Adding Network Objects for Mapped Addresses

For dynamic NAT, you must use an object or group for the mapped addresses. Other NAT types have the
option of using inline addresses, or you can create an object or group according to this section. For more
information about configuring a network object or group, see the general operations configuration guide.
Guidelines
A network object group can contain objects and/or inline addresses of either IPv4 or IPv6 addresses.
The group cannot contain both IPv4 and IPv6 addresses; it must contain one type only.
See the “Guidelines and Limitations” section on page4-2 for information about disallowed mapped
IP addresses.
Dynamic NAT:
You cannot use an inline address; you must configure a network object or group.
The object or group cannot contain a subnet; the object must define a range; the group can
include hosts and ranges.
If a mapped network object contains both ranges and host IP addresses, then the ranges are used
for dynamic NAT, and then the host IP addresses are used as a PAT fallback.
Dynamic PAT (Hide):
Instead of using an object, you can optionally configure an inline host address or specify the
interface address.
If you use an object, the object or group cannot contain a subnet; the object must define a host,
or for a PAT pool, a range; the group (for a PAT pool) can include hosts and ranges.

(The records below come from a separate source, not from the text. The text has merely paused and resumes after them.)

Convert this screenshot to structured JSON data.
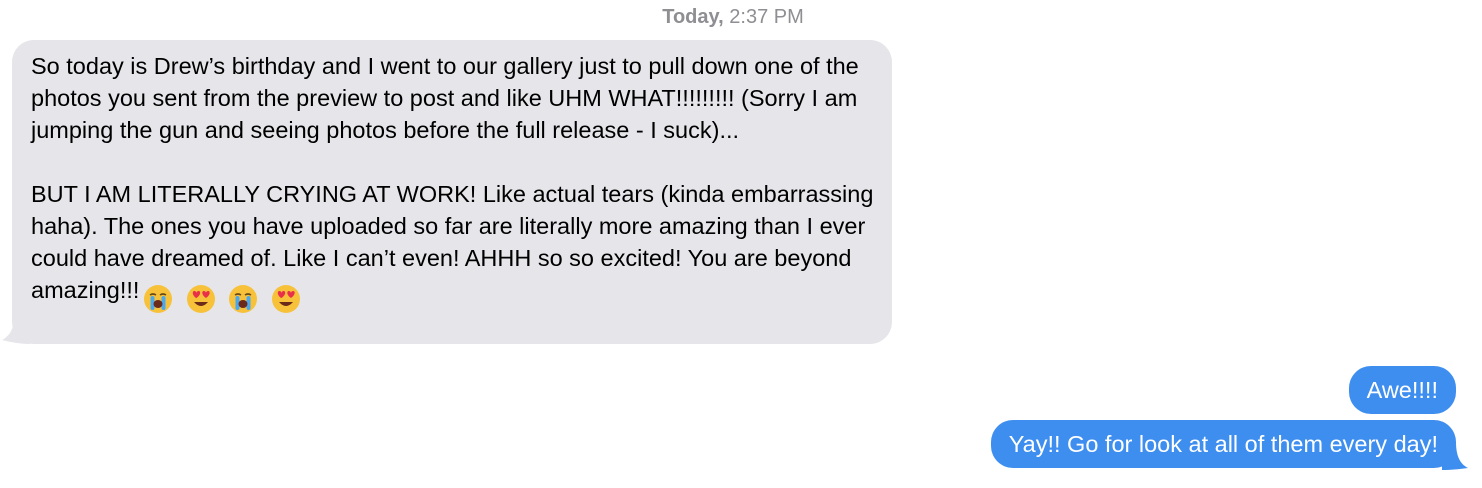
{
  "conversation": {
    "timestamp_day": "Today,",
    "timestamp_time": "2:37 PM",
    "incoming": {
      "paragraph1": "So today is Drew’s birthday and I went to our gallery just to pull down one of the photos you sent from the preview to post and like UHM WHAT!!!!!!!!! (Sorry I am jumping the gun and seeing photos before the full release - I suck)...",
      "paragraph2": "BUT I AM LITERALLY CRYING AT WORK! Like actual tears (kinda embarrassing haha). The ones you have uploaded so far are literally more amazing than I ever could have dreamed of. Like I can’t even! AHHH so so excited! You are beyond amazing!!!",
      "emojis": [
        "loudly-crying-face-icon",
        "heart-eyes-face-icon",
        "loudly-crying-face-icon",
        "heart-eyes-face-icon"
      ]
    },
    "outgoing": [
      {
        "text": "Awe!!!!"
      },
      {
        "text": "Yay!! Go for look at all of them every day!"
      }
    ],
    "colors": {
      "incoming_bubble": "#e5e5ea",
      "outgoing_bubble": "#3e8ef0",
      "timestamp": "#8e8e93"
    }
  }
}
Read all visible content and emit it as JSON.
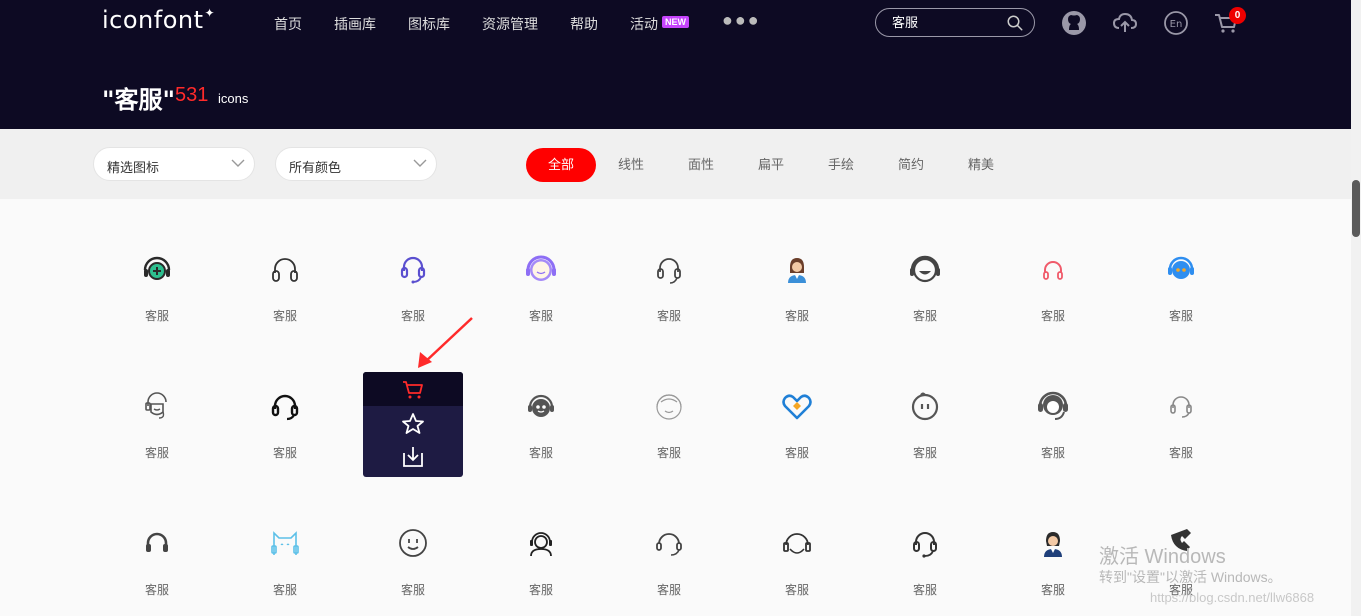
{
  "header": {
    "logo": "iconfont",
    "nav": [
      "首页",
      "插画库",
      "图标库",
      "资源管理",
      "帮助",
      "活动"
    ],
    "new_badge": "NEW",
    "search_value": "客服",
    "cart_count": "0",
    "lang_label": "En"
  },
  "query": {
    "title": "\"客服\"",
    "count": "531",
    "unit": "icons"
  },
  "filters": {
    "select1": "精选图标",
    "select2": "所有颜色",
    "tabs": [
      "全部",
      "线性",
      "面性",
      "扁平",
      "手绘",
      "简约",
      "精美"
    ],
    "active_tab": "全部"
  },
  "icons": {
    "label": "客服",
    "rows": [
      [
        "headset-plus-teal",
        "headphones-outline",
        "headset-purple",
        "agent-face-purple",
        "headset-gray",
        "agent-woman",
        "smile-face-headset",
        "headphones-red",
        "bubble-blue-dots"
      ],
      [
        "agent-line-face",
        "headset-black",
        "hover-overlay",
        "robot-face-gray",
        "agent-face-thin",
        "heart-handshake-blue",
        "round-face",
        "agent-avatar-gray",
        "headset-light"
      ],
      [
        "headset-small",
        "cat-headset-blue",
        "smile-round",
        "agent-person-outline",
        "headset-mic",
        "headset-wide",
        "headset-mic-2",
        "agent-woman-2",
        "phone-dark"
      ]
    ]
  },
  "overlay": {
    "actions": [
      "cart-icon",
      "star-icon",
      "download-icon"
    ]
  },
  "watermark": {
    "line1": "激活 Windows",
    "line2": "转到\"设置\"以激活 Windows。",
    "line3": "https://blog.csdn.net/llw6868"
  },
  "colors": {
    "header_bg": "#0d0a23",
    "accent_red": "#ff0000",
    "badge_purple": "#c644fc"
  }
}
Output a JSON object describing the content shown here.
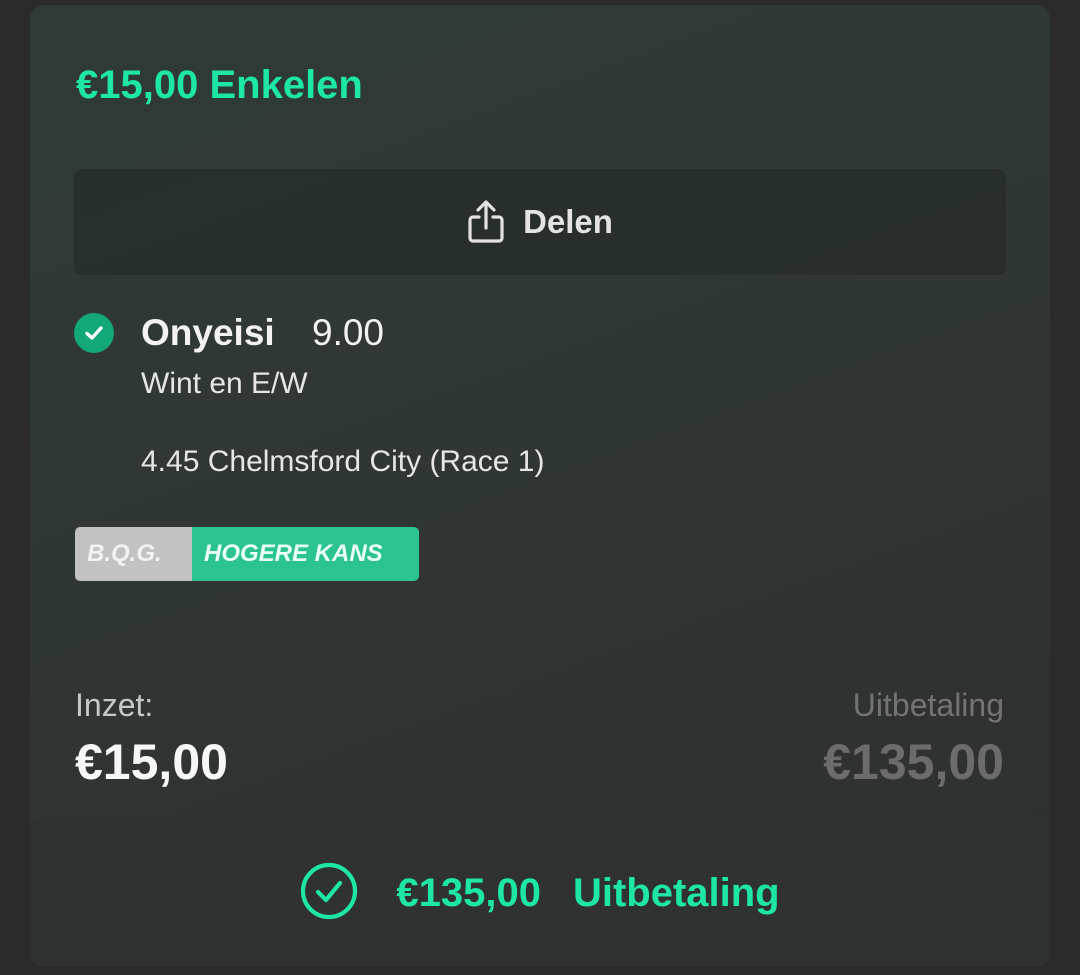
{
  "bet": {
    "title": "€15,00 Enkelen"
  },
  "share": {
    "label": "Delen",
    "icon": "share-icon"
  },
  "selection": {
    "name": "Onyeisi",
    "odds": "9.00",
    "market": "Wint en E/W",
    "event": "4.45 Chelmsford City (Race 1)",
    "status_icon": "check-circle-icon"
  },
  "badge": {
    "left": "B.Q.G.",
    "right": "HOGERE KANS"
  },
  "stake": {
    "label": "Inzet:",
    "value": "€15,00"
  },
  "payout": {
    "label": "Uitbetaling",
    "value": "€135,00"
  },
  "result": {
    "amount": "€135,00",
    "label": "Uitbetaling",
    "icon": "check-circle-outline-icon"
  },
  "colors": {
    "accent": "#1ee6a6",
    "badge_green": "#2bc491",
    "badge_grey": "#c2c2c2",
    "check_fill": "#12a879"
  }
}
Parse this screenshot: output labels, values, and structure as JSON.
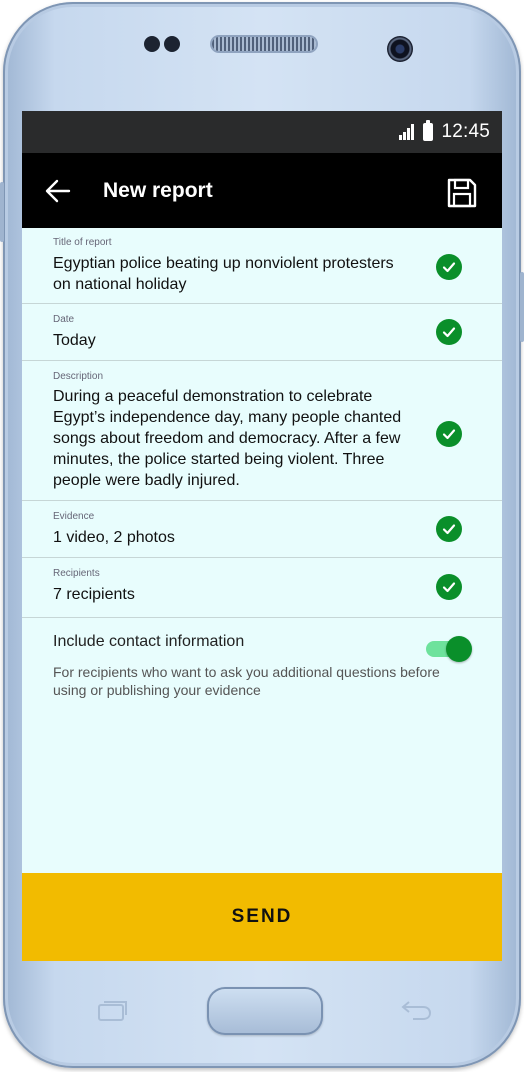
{
  "status_bar": {
    "time": "12:45"
  },
  "app_bar": {
    "title": "New report"
  },
  "fields": [
    {
      "label": "Title of report",
      "value": "Egyptian police beating up nonviolent protesters on national holiday"
    },
    {
      "label": "Date",
      "value": "Today"
    },
    {
      "label": "Description",
      "value": "During a peaceful demonstration to celebrate Egypt’s independence day, many people chanted songs about freedom and democracy. After a few minutes, the police started being violent. Three people were badly injured."
    },
    {
      "label": "Evidence",
      "value": "1 video, 2 photos"
    },
    {
      "label": "Recipients",
      "value": "7 recipients"
    }
  ],
  "contact": {
    "label": "Include contact information",
    "help": "For recipients who want to ask you additional questions before using or publishing your evidence",
    "enabled": true
  },
  "send_button": {
    "label": "SEND"
  },
  "icons": {
    "back": "arrow-left-icon",
    "save": "floppy-disk-icon",
    "check": "check-circle-icon",
    "signal": "signal-icon",
    "battery": "battery-icon"
  },
  "colors": {
    "accent_green": "#0a8f2a",
    "send_yellow": "#f2bb00",
    "screen_bg": "#e8fdfd"
  }
}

Static NAT or Static NAT with port translation:
Instead of using an object, you can configure an inline address or specify the interface address
(for static NAT-with-port-translation).
If you use an object, the object or group can contain a host, range, or subnet.
Identity NAT
Instead of using an object, you can configure an inline address.
If you use an object, the object must match the real addresses you want to translate.